LIDOVÉ
NOVINY, PRAGA – Presseurop – imagem Oliver
A solução para a
crise cipriota pode ser encarada como uma tentativa bem sucedida da UE de se
livrar de um paraíso fiscal internacional e de limitar a influência da Rússia
no Mediterrâneo. Contudo, a longo prazo, a Rússia poderá vir a tirar partido da
situação, adverte um editorialista checo.
A Rússia está
irritada. Atenção: vai mesmo zangar-se. A maior parte dos depósitos
estrangeiros em Chipre pertence a empresas russas (o montante total foi
avaliado em entre €20 e €30 mil milhões). O Presidente russo, Vladimir Putin, e
o seu primeiro-ministro, Dmitri Medvedev, disseram claramente que veem a
"confiscação" organizada de uma parte dos depósitos russos como um
gesto hostil.
Medvedev considera
que a UE está a comportar-se como "um elefante numa loja de
porcelanas" e comparou a ação da União às práticas dos bolcheviques. A
cólera russa abateu-se também sobre os cipriotas, que terão tentado "jogar
com um pau de dois bicos" (com a Rússia e a UE), quando, no fim da semana
passada, apresentaram um plano que associa os capitais russos ao saneamento da economia
do país.
O insucesso dos
enviados cipriotas a Moscovo mostrou que, contrariando as expectativas dos
empresários russos com interesses na ilha, o Kremlin prefere uma estratégia
político-económica a longo prazo à perspetiva de alguns benefícios a curto
prazo. A oferta apresentada à Rússia por Chipre incluía um conjunto de
propostas que iam da aquisição dos bancos endividados da ilha a uma
participação na exploração de gás natural ao largo da ilha. "Os nossos
investidores analisaram a oferta e nenhum se mostrou interessado", resumiu
o ministro russo das Finanças, Anton Siluanov.
Alternativa à UE no
espaço euro-asiático
No entanto, a
maioria dos especialistas em política russa entende que não há dúvidas quanto
ao facto de, por trás da "falta de interesse" das empresas russas
semiestatais, está uma decisão do Presidente Putin.
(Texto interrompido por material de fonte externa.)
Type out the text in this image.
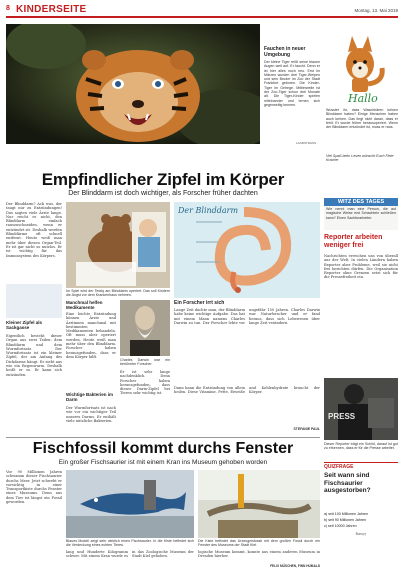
8 KINDERSEITE	Montag, 13. Mai 2019
Fauchen in neuer Umgebung
Der kleine Tiger reißt seine blauen Augen weit auf. Er faucht. Denn er ist hier alles noch neu. Erst im Märzen wurden drei Tiger-Welpen und sein Bruder im Zoo der Stadt Frankfurt geboren. Die Kinder-Tiger im Gehege. Mittlerweile ist der Zoo-Tiger schon drei Monate alt. Die Tiger-Kinder spielen miteinander und lernen sich gegenseitig kennen.
LANDSTRASS
Hallo
Wusstet ihr, dass Waschbären keinen Blinddarm haben? Einige Menschen haben auch keinen. Das liegt nicht daran, dass er fehlt. Er wurde früher herausoperiert. Wenn der Blinddarm entzündet ist, muss er raus.
Viel Spaß beim Lesen wünscht Euch Fiete Kracher
Empfindlicher Zipfel im Körper
Der Blinddarm ist doch wichtiger, als Forscher früher dachten
Der Blinddarm? Ach was, der taugt nur zu Entzündungen! Das sagten viele Ärzte lange. Nur reicht es nicht, den Blinddarm einfach rauszuschneiden, wenn er entzündet ist. Deshalb werden Blinddärme oft schnell entfernt. Heute weiß man mehr über diesen Organ-Teil. Er ist gar nicht so nutzlos. Er ist wichtig für das Immunsystem des Körpers.
Kleiner Zipfel als Sackgasse
Eigentlich besteht dieser Organ aus zwei Teilen: dem Blinddarm und dem Wurmfortsatz. Der Wurmfortsatz ist ein kleiner Zipfel, der am Anfang des Dickdarms hängt. Er sieht aus wie ein Regenwurm. Deshalb heißt er so. Er kann sich entzünden.
Im Spiel wird der Teddy am Blinddarm operiert. Das soll Kindern die Angst vor dem Krankenhaus nehmen.
Manchmal helfen Medikamente
Eine leichte Entzündung können Ärzte und Ärztinnen manchmal mit bestimmten Medikamenten behandeln. Oft muss aber operiert werden. Heute weiß man mehr über den Blinddarm. Forscher haben herausgefunden, dass er dem Körper hilft.
Wichtige Bakterien im Darm
Der Wurmfortsatz ist nach wie vor ein wichtiger Teil unseres Darms. Er enthält viele nützliche Bakterien.
Charles Darwin war ein berühmter Forscher.
Er ist sehr lange nachdenklich. Denn Forscher haben herausgefunden, dass dieser Darm-Zipfel bei Tieren sehr wichtig ist.
Der Blinddarm
Ein Forscher irrt sich
Lange Zeit dachte man, der Blinddarm habe keine wichtige Aufgabe. Das hat mit einem Mann namens Charles Darwin zu tun. Der Forscher lebte vor ungefähr 150 Jahren. Charles Darwin war Naturforscher und er fand heraus, dass sich Lebewesen über lange Zeit verändern.
Dann kann die Entzündung von allein heilen. Diese Vitamine, Fette, Eiweiße und Kohlenhydrate braucht der Körper.
STEFANIE PAUL
WITZ DES TAGES
Wie nennt man eine Person, die auf magische Weise erst Schachteln schließen kann? Einen Sachbearbeiter.
Reporter arbeiten weniger frei
Nachrichten erreichen uns von überall aus der Welt. In vielen Ländern haben Reporter aber Probleme, weil sie nicht frei berichten dürfen. Die Organisation Reporter ohne Grenzen setzt sich für die Pressefreiheit ein.
PRESS
Dieser Reporter trägt ein Schild, darauf ist gut zu erkennen, dass er für die Presse arbeitet.
QUIZFRAGE
Seit wann sind Fischsaurier ausgestorben?
a) seit 100 Millionen Jahren
b) seit 90 Millionen Jahren
c) seit 10000 Jahren
Lösung
Fischfossil kommt durchs Fenster
Ein großer Fischsaurier ist mit einem Kran ins Museum gehoben worden
Vor 90 Millionen Jahren schwamm dieser Fischsaurier durchs Meer. Jetzt schwebt er vorsichtig in einer Transportkiste durchs Fenster eines Museums. Denn aus dem Tier ist längst ein Fossil geworden.
Blaues Modell zeigt sehr wirklich einen Fischsaurier. In die Kiste befindet sich die Verdeckung eines echten Tieres.
lang und Hunderte Kilogramm schwer. Mit einem Kran wurde es in das Zoologische Museum der Stadt Kiel gehoben.
Die Kiste befindet das Urzeugnisfossil mit dem großen Fossil durch ein Fenster des Museums der Stadt Kiel.
logische Museum kommt, konnte aus einem anderen Museum in Dresden hierher.
FELIX MÜSCHEN, FINN HUMALD
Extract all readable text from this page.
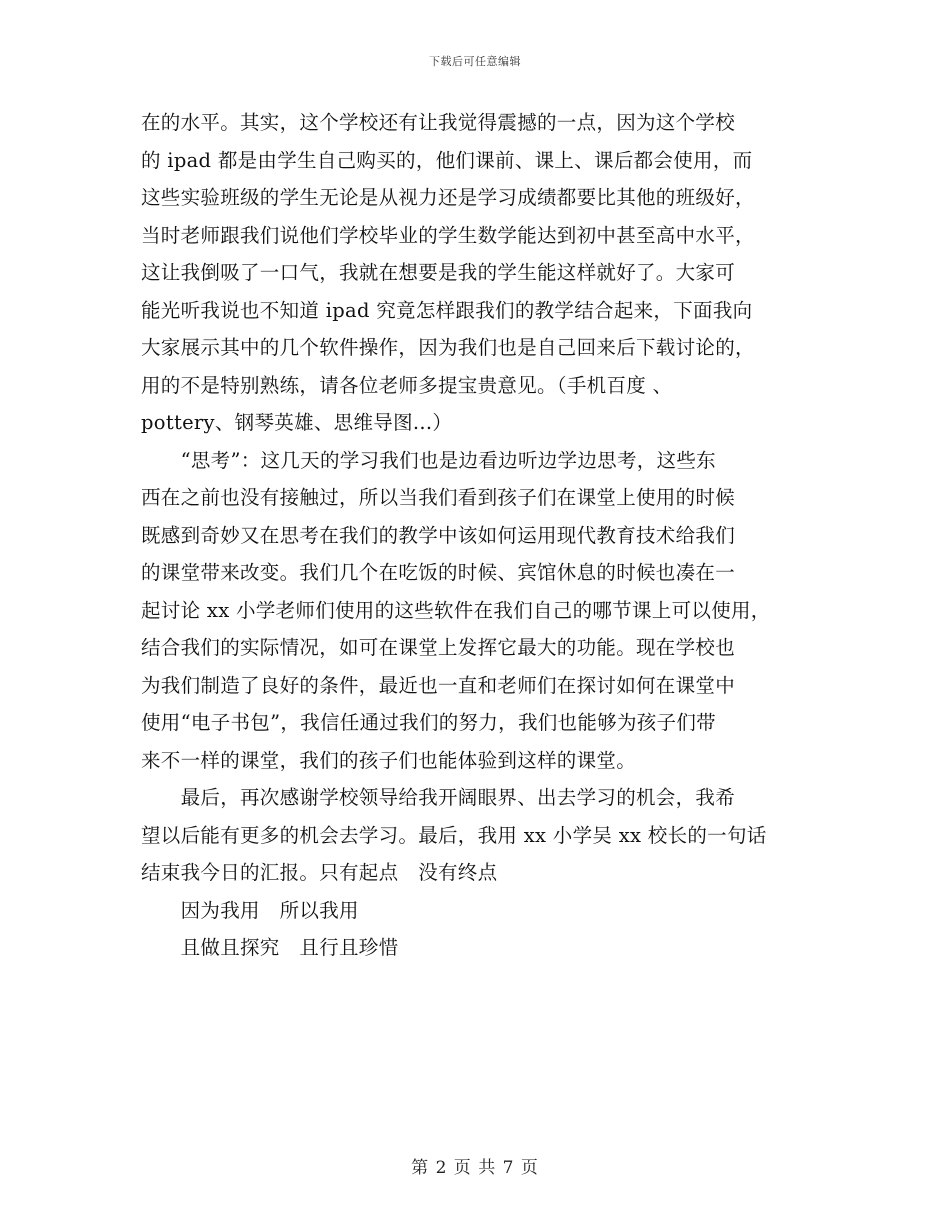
下载后可任意编辑
在的水平。其实，这个学校还有让我觉得震撼的一点，因为这个学校
的 ipad 都是由学生自己购买的，他们课前、课上、课后都会使用，而
这些实验班级的学生无论是从视力还是学习成绩都要比其他的班级好，
当时老师跟我们说他们学校毕业的学生数学能达到初中甚至高中水平，
这让我倒吸了一口气，我就在想要是我的学生能这样就好了。大家可
能光听我说也不知道 ipad 究竟怎样跟我们的教学结合起来，下面我向
大家展示其中的几个软件操作，因为我们也是自己回来后下载讨论的，
用的不是特别熟练，请各位老师多提宝贵意见。（手机百度 、
pottery、钢琴英雄、思维导图...）
　　“思考”：这几天的学习我们也是边看边听边学边思考，这些东
西在之前也没有接触过，所以当我们看到孩子们在课堂上使用的时候
既感到奇妙又在思考在我们的教学中该如何运用现代教育技术给我们
的课堂带来改变。我们几个在吃饭的时候、宾馆休息的时候也凑在一
起讨论 xx 小学老师们使用的这些软件在我们自己的哪节课上可以使用，
结合我们的实际情况，如可在课堂上发挥它最大的功能。现在学校也
为我们制造了良好的条件，最近也一直和老师们在探讨如何在课堂中
使用“电子书包”，我信任通过我们的努力，我们也能够为孩子们带
来不一样的课堂，我们的孩子们也能体验到这样的课堂。
　　最后，再次感谢学校领导给我开阔眼界、出去学习的机会，我希
望以后能有更多的机会去学习。最后，我用 xx 小学吴 xx 校长的一句话
结束我今日的汇报。只有起点　没有终点
　　因为我用　所以我用
　　且做且探究　且行且珍惜
第 2 页 共 7 页
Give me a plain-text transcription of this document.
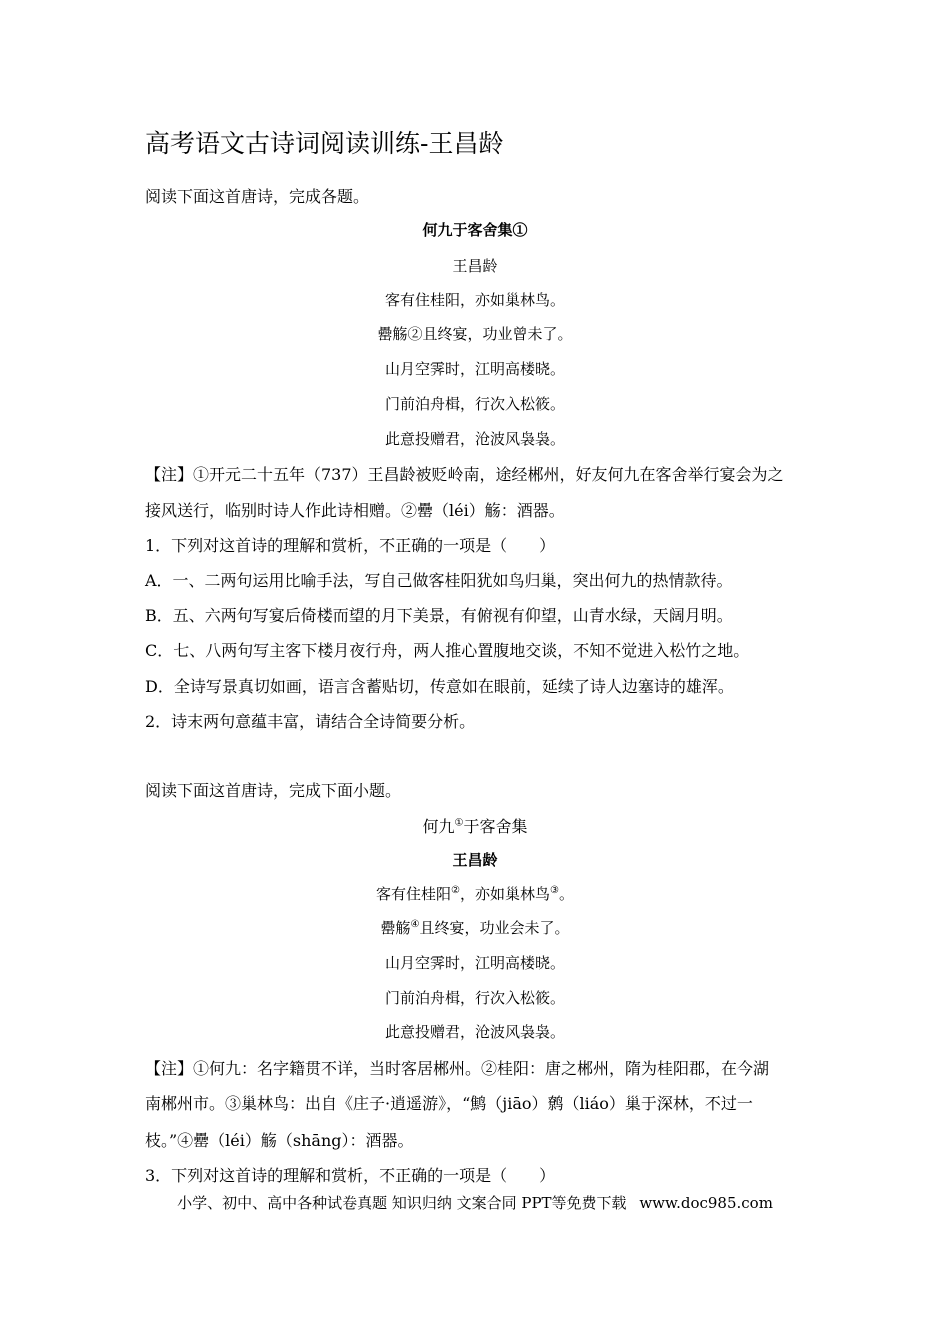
高考语文古诗词阅读训练-王昌龄
阅读下面这首唐诗，完成各题。
何九于客舍集①
王昌龄
客有住桂阳，亦如巢林鸟。
罍觞②且终宴，功业曾未了。
山月空霁时，江明高楼晓。
门前泊舟楫，行次入松筱。
此意投赠君，沧波风袅袅。
【注】①开元二十五年（737）王昌龄被贬岭南，途经郴州，好友何九在客舍举行宴会为之
接风送行，临别时诗人作此诗相赠。②罍（léi）觞：酒器。
1．下列对这首诗的理解和赏析，不正确的一项是（　　）
A．一、二两句运用比喻手法，写自己做客桂阳犹如鸟归巢，突出何九的热情款待。
B．五、六两句写宴后倚楼而望的月下美景，有俯视有仰望，山青水绿，天阔月明。
C．七、八两句写主客下楼月夜行舟，两人推心置腹地交谈，不知不觉进入松竹之地。
D．全诗写景真切如画，语言含蓄贴切，传意如在眼前，延续了诗人边塞诗的雄浑。
2．诗末两句意蕴丰富，请结合全诗简要分析。
阅读下面这首唐诗，完成下面小题。
何九①于客舍集
王昌龄
客有住桂阳②，亦如巢林鸟③。
罍觞④且终宴，功业会未了。
山月空霁时，江明高楼晓。
门前泊舟楫，行次入松筱。
此意投赠君，沧波风袅袅。
【注】①何九：名字籍贯不详，当时客居郴州。②桂阳：唐之郴州，隋为桂阳郡，在今湖
南郴州市。③巢林鸟：出自《庄子·逍遥游》，“鹪（jiāo）鹩（liáo）巢于深林，不过一
枝。”④罍（léi）觞（shāng）：酒器。
3．下列对这首诗的理解和赏析，不正确的一项是（　　）
小学、初中、高中各种试卷真题 知识归纳 文案合同 PPT等免费下载 www.doc985.com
É verdade que as perdas
imediatas das empresas russas, incluindo nas contas das instituições públicas,
irão atingir, devido ao lançamento do imposto sobre os depósitos bancários,
centenas de milhões de euros, ou mesmo milhares de milhões de euros. Mas também
é verdade que, mesmo com apoio oficial, não será possível manter as posições
estratégicas da Rússia na sua "base insular". Em especial, porque a
evolução brutal da crise cipriota se verifica num período em que o gigante
russo do gás, Gazprom, enfrenta uma descida das receitas, devido ao crescimento
exponencial das exportações de gás de xisto provenientes dos Estados Unidos.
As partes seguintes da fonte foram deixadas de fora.